Let Me Explain: If I walk into a room and see a bunch of
beautiful-thin women, and this causes me to feel fat and ugly, I need to first
accept that I feel fat and ugly. I need to be honest with myself. My thoughts
should be ‘I feel very fat and ugly right now because there are so many
beautiful-thin women in this room. BUT I know there is a lie somewhere in my
mind and I will begin to seek the truth to dispel the lie.’
Most women walk into
a situation like that and instead of accepting how they feel about themselves
they begin to size up the other women in the room and then allow envy, competitiveness,
and hating fill their head. If you’re too busy being envious, competing for
attention, or just being a straight up hater; then you are not working on YOU. The
energy you could be using to work on having a more positive self –image is
being used to dislike the image that you see of someone else. If you keep it
real with SELF and admit how you feel to yourself and why, then you are making
yourself the most important person in the room. When you are able to be
comfortable with how you are at this very moment then you free up space in your
mind and your confidence will show. When you are not comfortable with yourself
then you are allowing a bunch of lies to crowd your mind and redirect your
focus. Being honest with yourself does not mean that you are accepting it as
being true, you are just being honest with how you feel.
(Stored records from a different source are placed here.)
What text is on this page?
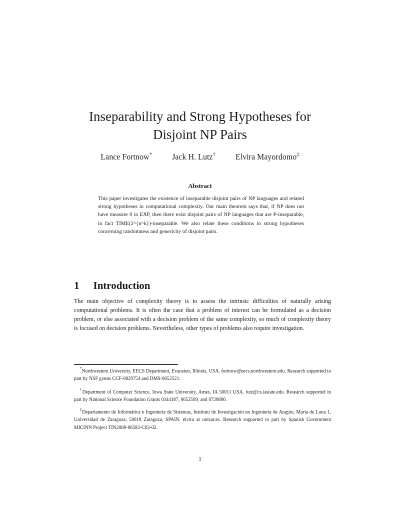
Inseparability and Strong Hypotheses for
Disjoint NP Pairs
Lance Fortnow*	Jack H. Lutz†	Elvira Mayordomo‡
Abstract
This paper investigates the existence of inseparable disjoint pairs of NP languages and related strong hypotheses in computational complexity. Our main theorem says that, if NP does not have measure 0 in EXP, then there exist disjoint pairs of NP languages that are P-inseparable, in fact TIME(2^{n^k})-inseparable. We also relate these conditions to strong hypotheses concerning randomness and genericity of disjoint pairs.
1 Introduction

The main objective of complexity theory is to assess the intrinsic difficulties of naturally arising computational problems. It is often the case that a problem of interest can be formulated as a decision problem, or else associated with a decision problem of the same complexity, so much of complexity theory is focused on decision problems. Nevertheless, other types of problems also require investigation.

*Northwestern University, EECS Department, Evanston, Illinois, USA. fortnow@eecs.northwestern.edu. Research supported in part by NSF grants CCF-0829754 and DMS-0652521.

†Department of Computer Science, Iowa State University, Ames, IA 50011 USA. lutz@cs.iastate.edu. Research supported in part by National Science Foundation Grants 0344187, 0652569, and 0728806.

‡Departamento de Informática e Ingeniería de Sistemas, Instituto de Investigación en Ingeniería de Aragón, María de Luna 1, Universidad de Zaragoza, 50018 Zaragoza, SPAIN. elvira at unizar.es. Research supported in part by Spanish Government MICINN Project TIN2008-06582-C03-02.

1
p.s. Even if you walk into a
crowded room and believe there isn’t anyone else hotter, you are taking the
focus off of you. Because in order to think you are the hottest chick in the
room you have to look around and notice all the other chicks and rate how hot they
are. Ain’t nobody got time for that! Stop focusing on whether you are the
smartest, hottest, richest, hardest worker; and just acknowledge that your
presence is noticed and you have an impact on everything around you.